Please forgive me for the following – not particularly important – remark:
Why “backwards”?
In accordance with physical logic, the base current Ib=Ie-Ic, as a small percentage of the emitter current Ie, is the result of the DC operating point that is established (Ib is not the cause of Ie).
This means that these considerations are actually “forward-looking.”

By the way: That`s the classical sequence for designing a gain stage:
* Select Vcc, Rc and Ic (transconductance gm=Ic/Vt) for realizing the required gain value ;
* Design the corresponding base biasing (with consideration of Ib - if known and/or necessary)

 

This transitional configuration is known as a Darlington pair.
And for this configuration, Vce voltage cannot be smaller than Vce1 + Vbe2


Therefore, the minimum Vce voltage will be around Vce1(sat) + Vbe2 = 0.8V assuming Vce1(sat) = 0.2V and Vbe2 = 0.6V
And because of this, Q2 will never be saturated.
As for the exercise, we know Ie2 = 100mA and α1 = 0.98, α2 = 0.96.
So we have:
Ic2 = Ie1 * α2 = 100mA * α2 = 96mA
And from there we see that:
Ib2 = Ie2 - Ic2 = 4mA
Ib2 = Ie1, so Ic1 = 4mA*α1 = 3.92mA
This means that:
Ic = Ic1 + Ic2 = 3.92mA + 96mA = 99.92mA ≈ 100mA
Vce = 24V - 120Ω*100mA = 12V
And the simulation results you are getting are different from hand calculations because the model LTspice is using is a much more sophisticated one.
You shoud use a much simpler model

 

Please forgive me for the following – not particularly important – remark:
Why “backwards”?
In accordance with physical logic, the base current Ib=Ie-Ic, as a small percentage of the emitter current Ie, is the result of the DC operating point that is established (Ib is not the cause of Ie).
This means that these considerations are actually “forward-looking.”

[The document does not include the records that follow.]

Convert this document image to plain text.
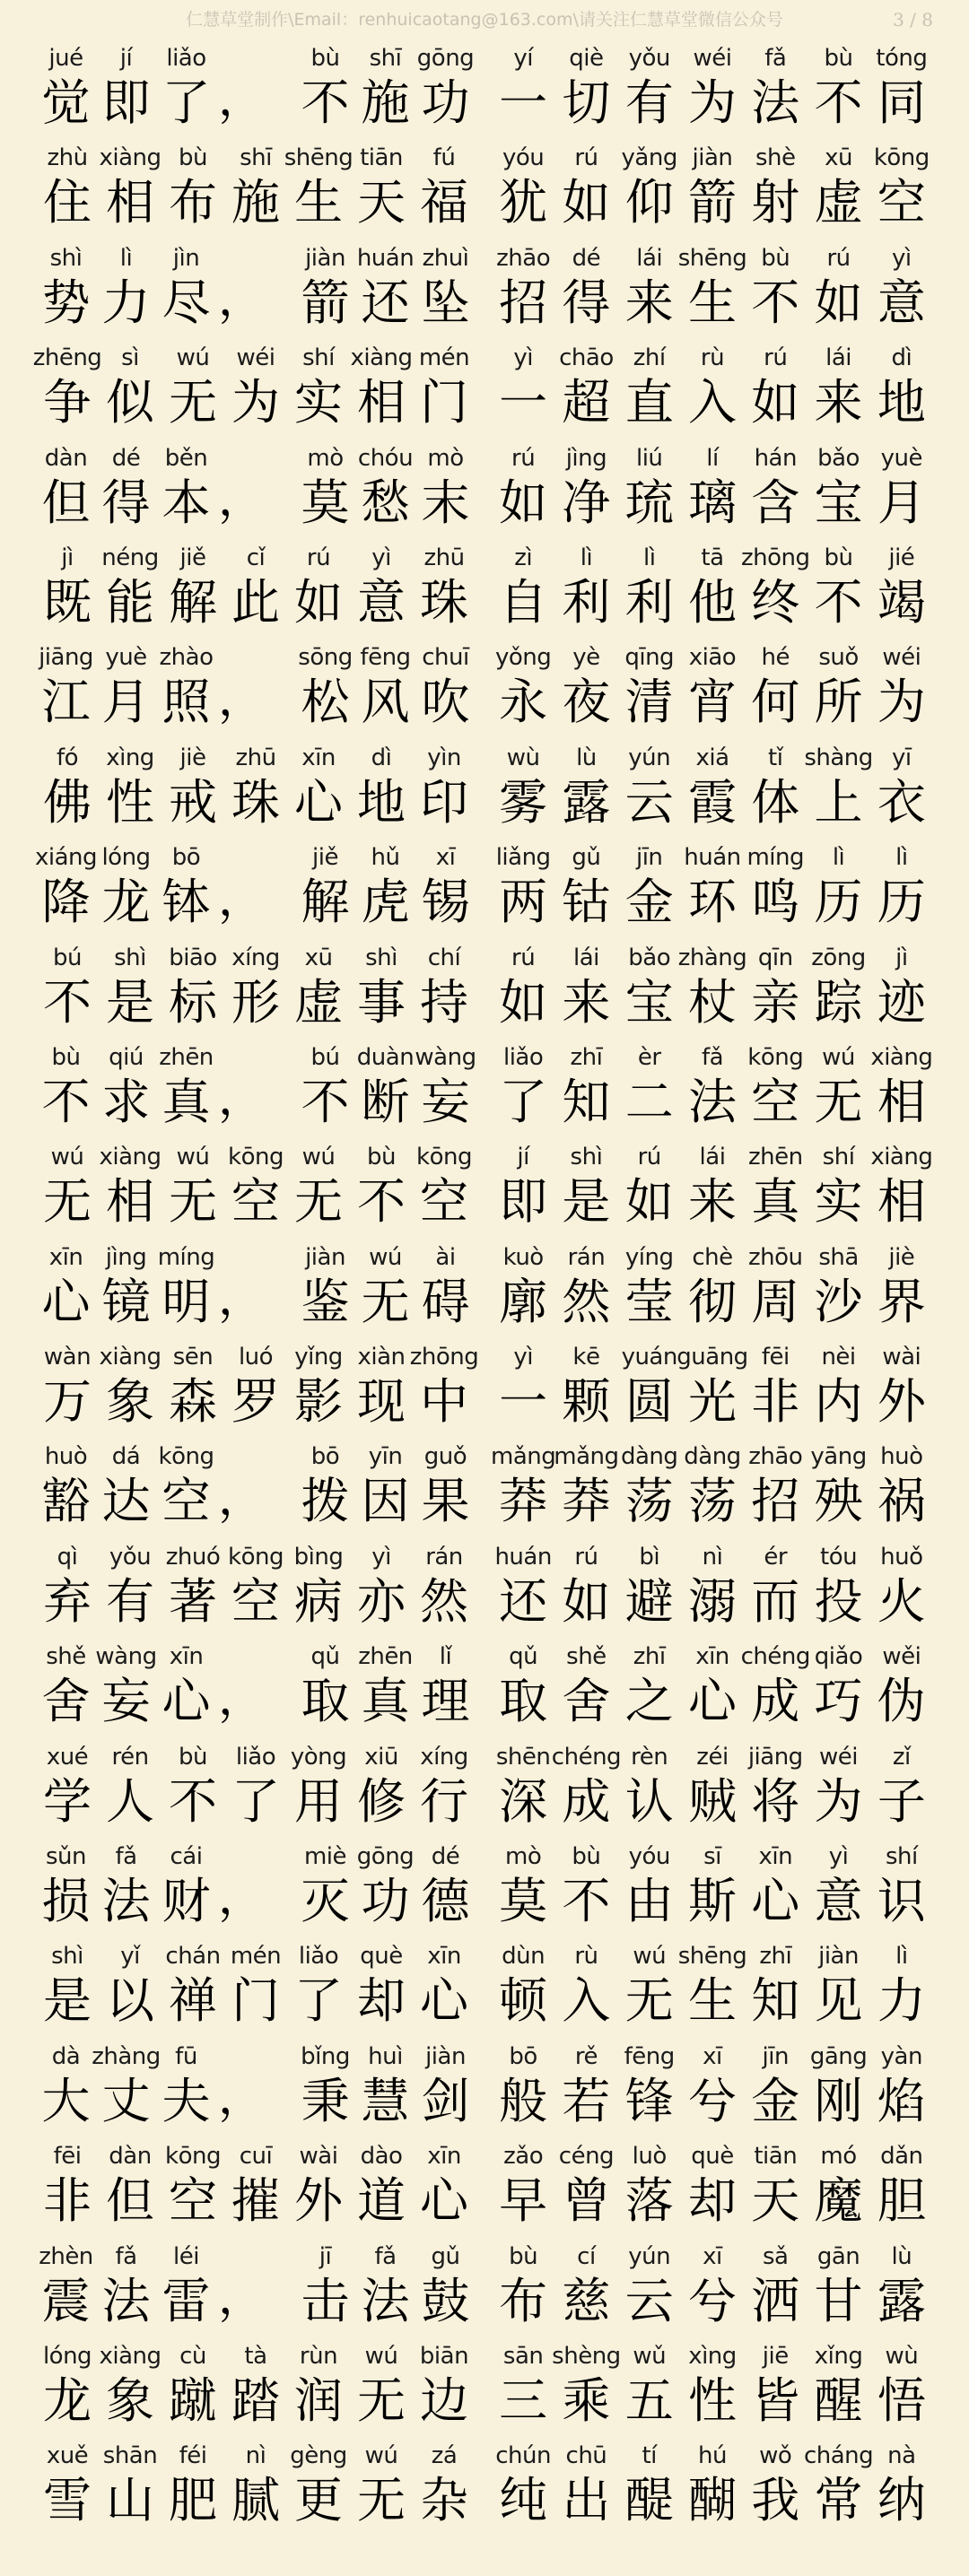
仁慧草堂制作\Email：renhuicaotang@163.com\请关注仁慧草堂微信公众号	3 / 8
jué
觉
jí
即
liǎo
了 ，
bù
不
shī
施
gōng
功
yí
一
qiè
切
yǒu
有
wéi
为
fǎ
法
bù
不
tóng
同
zhù
住
xiàng
相
bù
布
shī
施
shēng
生
tiān
天
fú
福
yóu
犹
rú
如
yǎng
仰
jiàn
箭
shè
射
xū
虚
kōng
空
shì
势
lì
力
jìn
尽 ，
jiàn
箭
huán
还
zhuì
坠
zhāo
招
dé
得
lái
来
shēng
生
bù
不
rú
如
yì
意
zhēng
争
sì
似
wú
无
wéi
为
shí
实
xiàng
相
mén
门
yì
一
chāo
超
zhí
直
rù
入
rú
如
lái
来
dì
地
dàn
但
dé
得
běn
本 ，
mò
莫
chóu
愁
mò
末
rú
如
jìng
净
liú
琉
lí
璃
hán
含
bǎo
宝
yuè
月
jì
既
néng
能
jiě
解
cǐ
此
rú
如
yì
意
zhū
珠
zì
自
lì
利
lì
利
tā
他
zhōng
终
bù
不
jié
竭
jiāng
江
yuè
月
zhào
照 ，
sōng
松
fēng
风
chuī
吹
yǒng
永
yè
夜
qīng
清
xiāo
宵
hé
何
suǒ
所
wéi
为
fó
佛
xìng
性
jiè
戒
zhū
珠
xīn
心
dì
地
yìn
印
wù
雾
lù
露
yún
云
xiá
霞
tǐ
体
shàng
上
yī
衣
xiáng
降
lóng
龙
bō
钵 ，
jiě
解
hǔ
虎
xī
锡
liǎng
两
gǔ
钴
jīn
金
huán
环
míng
鸣
lì
历
lì
历
bú
不
shì
是
biāo
标
xíng
形
xū
虚
shì
事
chí
持
rú
如
lái
来
bǎo
宝
zhàng
杖
qīn
亲
zōng
踪
jì
迹
bù
不
qiú
求
zhēn
真 ，
bú
不
duàn
断
wàng
妄
liǎo
了
zhī
知
èr
二
fǎ
法
kōng
空
wú
无
xiàng
相
wú
无
xiàng
相
wú
无
kōng
空
wú
无
bù
不
kōng
空
jí
即
shì
是
rú
如
lái
来
zhēn
真
shí
实
xiàng
相
xīn
心
jìng
镜
míng
明 ，
jiàn
鉴
wú
无
ài
碍
kuò
廓
rán
然
yíng
莹
chè
彻
zhōu
周
shā
沙
jiè
界
wàn
万
xiàng
象
sēn
森
luó
罗
yǐng
影
xiàn
现
zhōng
中
yì
一
kē
颗
yuán
圆
guāng
光
fēi
非
nèi
内
wài
外
huò
豁
dá
达
kōng
空 ，
bō
拨
yīn
因
guǒ
果
mǎng
莽
mǎng
莽
dàng
荡
dàng
荡
zhāo
招
yāng
殃
huò
祸
qì
弃
yǒu
有
zhuó
著
kōng
空
bìng
病
yì
亦
rán
然
huán
还
rú
如
bì
避
nì
溺
ér
而
tóu
投
huǒ
火
shě
舍
wàng
妄
xīn
心 ，
qǔ
取
zhēn
真
lǐ
理
qǔ
取
shě
舍
zhī
之
xīn
心
chéng
成
qiǎo
巧
wěi
伪
xué
学
rén
人
bù
不
liǎo
了
yòng
用
xiū
修
xíng
行
shēn
深
chéng
成
rèn
认
zéi
贼
jiāng
将
wéi
为
zǐ
子
sǔn
损
fǎ
法
cái
财 ，
miè
灭
gōng
功
dé
德
mò
莫
bù
不
yóu
由
sī
斯
xīn
心
yì
意
shí
识
shì
是
yǐ
以
chán
禅
mén
门
liǎo
了
què
却
xīn
心
dùn
顿
rù
入
wú
无
shēng
生
zhī
知
jiàn
见
lì
力
dà
大
zhàng
丈
fū
夫 ，
bǐng
秉
huì
慧
jiàn
剑
bō
般
rě
若
fēng
锋
xī
兮
jīn
金
gāng
刚
yàn
焰
fēi
非
dàn
但
kōng
空
cuī
摧
wài
外
dào
道
xīn
心
zǎo
早
céng
曾
luò
落
què
却
tiān
天
mó
魔
dǎn
胆
zhèn
震
fǎ
法
léi
雷 ，
jī
击
fǎ
法
gǔ
鼓
bù
布
cí
慈
yún
云
xī
兮
sǎ
洒
gān
甘
lù
露
lóng
龙
xiàng
象
cù
蹴
tà
踏
rùn
润
wú
无
biān
边
sān
三
shèng
乘
wǔ
五
xìng
性
jiē
皆
xǐng
醒
wù
悟
xuě
雪
shān
山
féi
肥
nì
腻
gèng
更
wú
无
zá
杂
chún
纯
chū
出
tí
醍
hú
醐
wǒ
我
cháng
常
nà
纳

By the way: That`s the classical sequence for designing a gain stage:
* Select Vcc, Rc and Ic (transconductance gm=Ic/Vt) for realizing the required gain value ;
* Design the corresponding base biasing (with consideration of Ib - if known and/or necessary)

Hi,

"Backwards" refers to the logical way we have to solve this. We KNOW the output values, we don't know the input values yet.
To get the input values we have to work from output to input. The output in this case is the final transistor's emitter current.
"Forward" would refer to what you are talking about, where we know the base current and can follow that through the transistors to get the output.

Simpler example:
We have an input DC voltage source and a resistor from input to output of 100 Ohms and the load is 100 Ohms. This creates a voltage divider.
We are told the output is 5vdc. What is the input?

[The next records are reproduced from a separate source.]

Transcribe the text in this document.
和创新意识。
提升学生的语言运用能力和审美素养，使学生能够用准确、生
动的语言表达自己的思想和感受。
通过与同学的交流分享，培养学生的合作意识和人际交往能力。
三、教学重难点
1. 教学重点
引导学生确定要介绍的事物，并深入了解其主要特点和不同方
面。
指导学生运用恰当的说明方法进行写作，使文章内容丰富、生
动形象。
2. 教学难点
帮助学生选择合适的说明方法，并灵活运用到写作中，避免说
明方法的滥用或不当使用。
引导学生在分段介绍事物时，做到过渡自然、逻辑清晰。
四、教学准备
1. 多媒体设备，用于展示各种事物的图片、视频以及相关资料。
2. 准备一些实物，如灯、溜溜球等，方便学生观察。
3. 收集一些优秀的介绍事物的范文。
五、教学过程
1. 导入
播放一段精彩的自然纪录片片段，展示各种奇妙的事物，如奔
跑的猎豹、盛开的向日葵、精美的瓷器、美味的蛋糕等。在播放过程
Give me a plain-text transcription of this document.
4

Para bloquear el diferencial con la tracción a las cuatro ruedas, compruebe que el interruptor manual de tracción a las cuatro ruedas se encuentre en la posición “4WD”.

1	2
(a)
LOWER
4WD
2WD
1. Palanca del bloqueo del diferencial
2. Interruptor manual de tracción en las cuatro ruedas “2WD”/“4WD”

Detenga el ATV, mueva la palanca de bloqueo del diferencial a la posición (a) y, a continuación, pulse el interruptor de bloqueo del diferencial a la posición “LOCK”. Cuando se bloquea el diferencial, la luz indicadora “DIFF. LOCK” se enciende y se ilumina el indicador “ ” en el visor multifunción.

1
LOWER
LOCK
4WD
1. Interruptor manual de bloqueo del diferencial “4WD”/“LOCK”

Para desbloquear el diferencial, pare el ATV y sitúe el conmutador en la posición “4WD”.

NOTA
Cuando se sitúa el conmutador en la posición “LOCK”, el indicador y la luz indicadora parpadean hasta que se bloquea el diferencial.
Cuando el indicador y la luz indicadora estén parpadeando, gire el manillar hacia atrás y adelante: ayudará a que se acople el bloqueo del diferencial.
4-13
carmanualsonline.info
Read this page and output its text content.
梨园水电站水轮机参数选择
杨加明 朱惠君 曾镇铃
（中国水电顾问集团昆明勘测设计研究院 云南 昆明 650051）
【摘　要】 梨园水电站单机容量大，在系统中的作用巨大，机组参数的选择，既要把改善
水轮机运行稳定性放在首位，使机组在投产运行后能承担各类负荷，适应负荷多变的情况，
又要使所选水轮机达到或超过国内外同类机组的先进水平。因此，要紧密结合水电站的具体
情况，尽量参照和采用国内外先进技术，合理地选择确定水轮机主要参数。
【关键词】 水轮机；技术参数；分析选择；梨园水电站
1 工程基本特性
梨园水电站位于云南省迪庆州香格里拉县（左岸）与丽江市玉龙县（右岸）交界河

We have to work 'backwards' to get the input:
Since the voltage divider has two equal resistors and the output voltage is 1/2 of the input, we can calculate that the input must be 2 times the output. Therefore, the input must be 10vdc.
We went from 5v to 10v, not from 10v to 5v. We still had to know the forward transfer ratio, but to get the actual answer we had to figure it as being from output to input which changed the transfer ratio from 1/2 to 2.

 

Hi,
......................
........................
simpler example:
We have an input DC voltage source and a resistor from input to output of 100 Ohms and the load is 100 Ohms. This creates a voltage divider.
We are told the output is 5vdc. What is the input?
We have to work 'backwards' to get the input:
:::::::::::::::::::

I agree, of course, to your example - because: The input DC voltage is the physical cause of the voltage divider output.

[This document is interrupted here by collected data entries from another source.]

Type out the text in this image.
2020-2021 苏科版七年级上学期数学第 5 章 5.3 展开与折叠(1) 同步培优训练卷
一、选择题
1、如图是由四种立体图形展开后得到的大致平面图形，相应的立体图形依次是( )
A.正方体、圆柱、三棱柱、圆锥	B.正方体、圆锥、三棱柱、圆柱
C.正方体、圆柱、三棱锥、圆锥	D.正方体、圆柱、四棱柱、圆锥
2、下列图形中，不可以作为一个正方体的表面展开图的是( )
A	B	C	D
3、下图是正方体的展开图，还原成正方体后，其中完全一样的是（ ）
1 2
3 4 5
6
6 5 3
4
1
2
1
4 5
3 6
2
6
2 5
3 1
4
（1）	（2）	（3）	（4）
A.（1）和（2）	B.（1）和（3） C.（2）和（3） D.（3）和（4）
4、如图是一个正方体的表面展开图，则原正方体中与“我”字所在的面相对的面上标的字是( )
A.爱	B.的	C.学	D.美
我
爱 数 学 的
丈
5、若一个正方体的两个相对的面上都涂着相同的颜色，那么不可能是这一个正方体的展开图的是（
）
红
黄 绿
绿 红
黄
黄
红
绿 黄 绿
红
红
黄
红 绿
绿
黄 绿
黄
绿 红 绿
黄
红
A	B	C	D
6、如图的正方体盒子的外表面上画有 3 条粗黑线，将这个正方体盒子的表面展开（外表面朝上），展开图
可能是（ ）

However, the situation is somewhat different for the BJT:
Here, the base curent Ib (into the input node of the BJT) is NOT the physical cause, but the RESULT of the biased device.
Instead, the current Ib is just a small part of the emitter current (a kind of unwanted "loss").
(Losses or any other unwanted byproducts are always the result of an electronic function).
But - as I have mentioned at the beginning of my post#13 - the whole thing is not too important, so let`s not further discuss this point (perhaps its only "semanthics").